As we might expect, the summarized data appears to be narrower, which would make sense if we had reduced the erroneous variability. This can have useful implications for designs based on our data analysis.

**q10** Apply the quantile heuristic#

Apply the quantile heuristic to the summarized data. Use the same quantiles `0.10, 0.90`

computed on the original data. Answer the questions under *observations* below.

*Hint*: Do you need to group again to apply the quantile heuristic?

```
# NOTE: No need to edit; this is an analysis of the original data
print("Quantiles of original data")
print(
df_nested
>> gr.tf_summarize(
x_lo=gr.quant(DF.x_meas, 0.10),
x_hi=gr.quant(DF.x_meas, 0.90),
)
# Compute the interval width
>> gr.tf_mutate(width=DF.x_hi - DF.x_lo)
)
# TASK: Modify the code below
print("\nQuantiles of summarized data")
print(
df_nested_mean
>> gr.tf_summarize(
x_lo=gr.quant(DF.x_mean, 0.10),
x_hi=gr.quant(DF.x_mean, 0.90),
)
# Compute the interval width
>> gr.tf_mutate(width=DF.x_hi - DF.x_lo)
)
```

```
Quantiles of original data
x_lo x_hi width
0 0.444538 1.539972 1.095434
Quantiles of summarized data
x_lo x_hi width
0 0.514268 1.48297 0.968702
```

*Observations*

Which interval is narrower (

`width`

)?

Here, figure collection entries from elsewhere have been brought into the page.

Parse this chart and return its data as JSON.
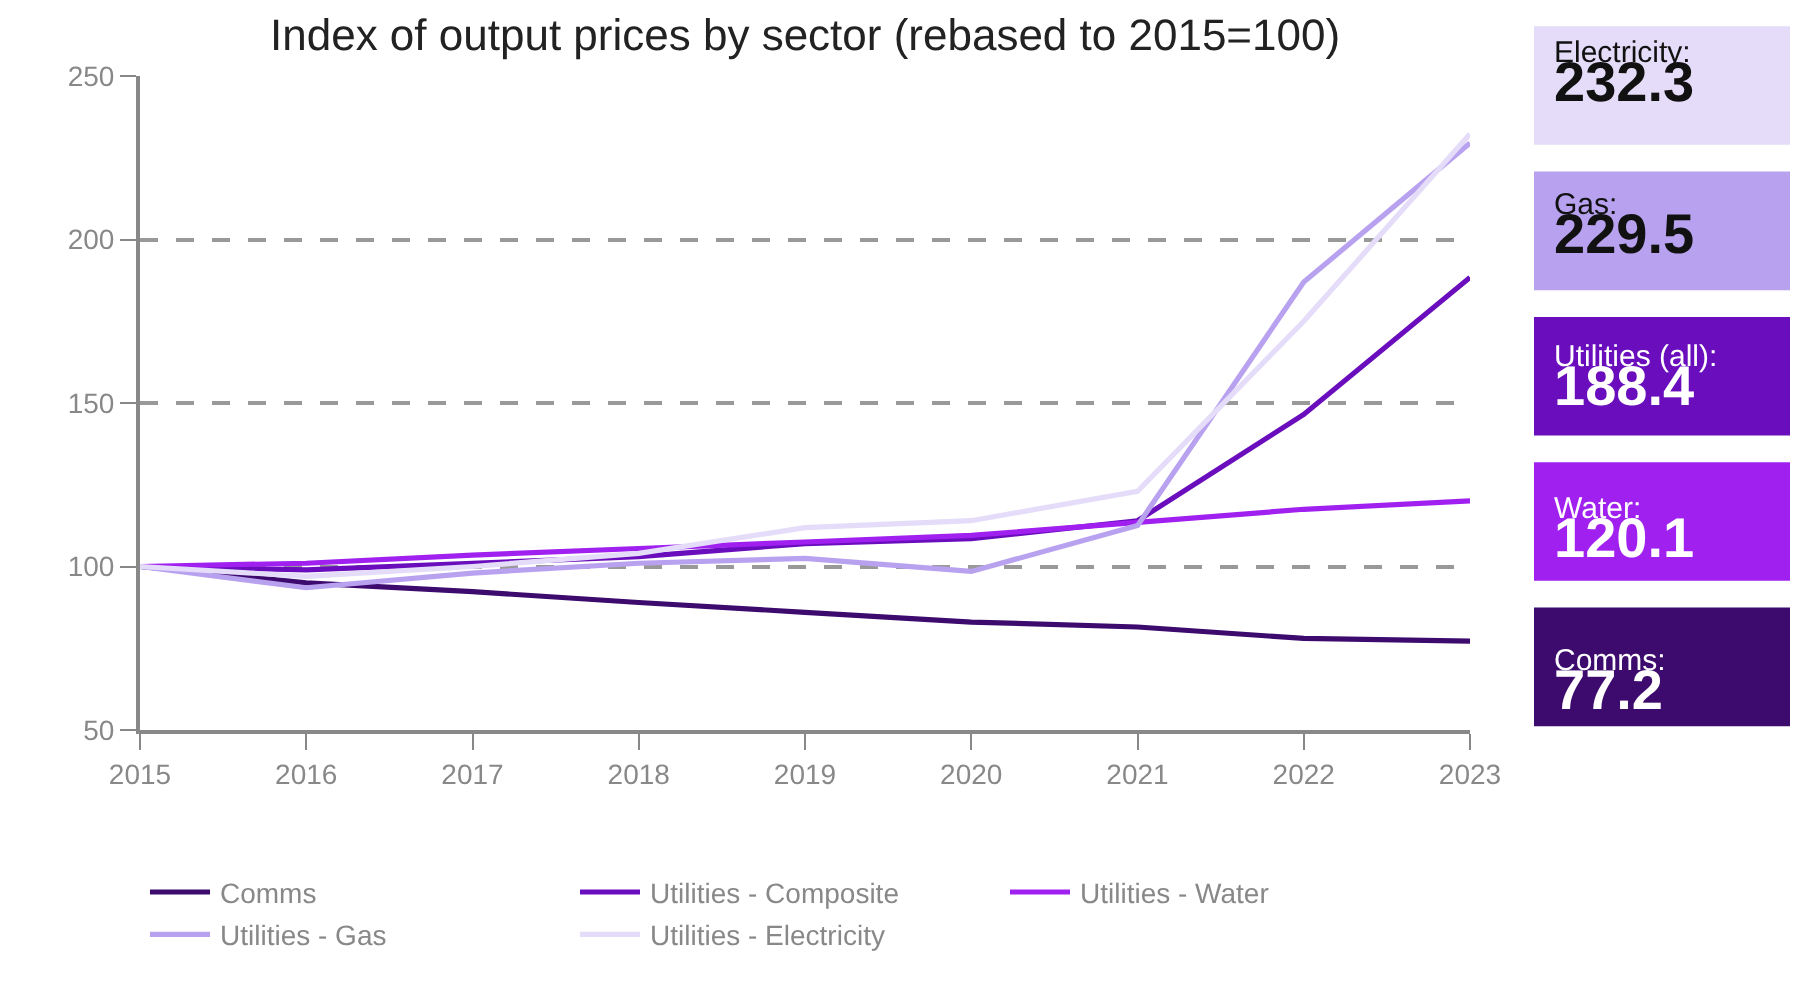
{
  "chart_data": {
    "type": "line",
    "title": "Index of output prices by sector (rebased to 2015=100)",
    "x": [
      2015,
      2016,
      2017,
      2018,
      2019,
      2020,
      2021,
      2022,
      2023
    ],
    "xlim": [
      2015,
      2023
    ],
    "xticks": [
      2015,
      2016,
      2017,
      2018,
      2019,
      2020,
      2021,
      2022,
      2023
    ],
    "ylim": [
      50,
      250
    ],
    "yticks": [
      50,
      100,
      150,
      200,
      250
    ],
    "grid": "y",
    "legend": "bottom",
    "series": [
      {
        "name": "Comms",
        "color": "#3d0a6e",
        "values": [
          100,
          95,
          92.3,
          89,
          86,
          83,
          81.5,
          78,
          77.2
        ],
        "value_labels": [
          null,
          null,
          null,
          null,
          null,
          null,
          null,
          null,
          "77.2"
        ]
      },
      {
        "name": "Utilities - Composite",
        "color": "#6a0dbd",
        "values": [
          100,
          99,
          101,
          103,
          107,
          108.5,
          114,
          146.5,
          188.4
        ],
        "value_labels": [
          null,
          null,
          null,
          null,
          null,
          null,
          null,
          null,
          "188.4"
        ]
      },
      {
        "name": "Utilities - Water",
        "color": "#a020f0",
        "values": [
          100,
          101,
          103.5,
          105.5,
          107.5,
          109.5,
          113.5,
          117.5,
          120.1
        ],
        "value_labels": [
          null,
          null,
          null,
          null,
          null,
          null,
          null,
          null,
          "120.1"
        ]
      },
      {
        "name": "Utilities - Gas",
        "color": "#b8a2f0",
        "values": [
          100,
          93.5,
          98,
          101,
          102.5,
          98.5,
          112.5,
          187,
          229.5
        ],
        "value_labels": [
          null,
          null,
          null,
          null,
          null,
          null,
          null,
          null,
          "229.5"
        ]
      },
      {
        "name": "Utilities - Electricity",
        "color": "#e4dcf8",
        "values": [
          100,
          97,
          100,
          104,
          111.9,
          114,
          123,
          175,
          232.3
        ],
        "value_labels": [
          null,
          null,
          null,
          null,
          null,
          null,
          null,
          null,
          "232.3"
        ]
      }
    ],
    "annotations": [
      "Comms:",
      "Utilities (all):",
      "Water:",
      "Gas:",
      "Electricity:"
    ]
  }
}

The original or the summarized?The summarized data gives a narrower interval.

How has applying the mean heuristic affected the width of the interval? Why has this happened?

Applying the mean heuristic has reduced the width of the interval. This makes sense, as applying the mean heuristic has reduced the variability due to error, allowing us to focus in on the real variability alone.

Suppose we were using these data to guide engineering design decisions, and a narrower interval would enable a more efficient design. Which analysis would enable a more efficient design?

The summarized approach (using the mean and quantile heuristics) would enable a more efficient design.

Note that this kind of analysis is **only** possible when the data have this kind of nested structure; when we have multiple measurements of each specimen. The next task highlights this important fact.

**q11** Importance of structured data collection#

Inspect the data, and answer the questions under *observations* below.

```
# NOTE: No need to edit; run and inspect
(
df_nested
>> gr.tf_select(DF.x_meas)
>> gr.tf_head(8)
)
```

x_meas | |
---|---|

0 | 1.042817 |

1 | 0.902662 |

2 | 1.042041 |

3 | 0.870676 |

4 | 1.005482 |

5 | 0.914736 |

6 | 1.111457 |

7 | 1.077125 |

*Observations*

With this form of

`df_nested`

, could we apply the mean and quantile heuristics to analyze the data? Why or why not?We could not apply the mean and quantile heuristics; this is because we do not have access to information about how the data were collected. Practically, we have no variables to group by.

# Closing punchline#

Variability can come in different forms: Real variability affects the outcomes we are interested in, while erroneous variability corrupts measurements and inflates the variability we observe. A careful combination of planned data collection (nested data) and data analysis can help us reduce erroneous variability, which can enable more efficient designs.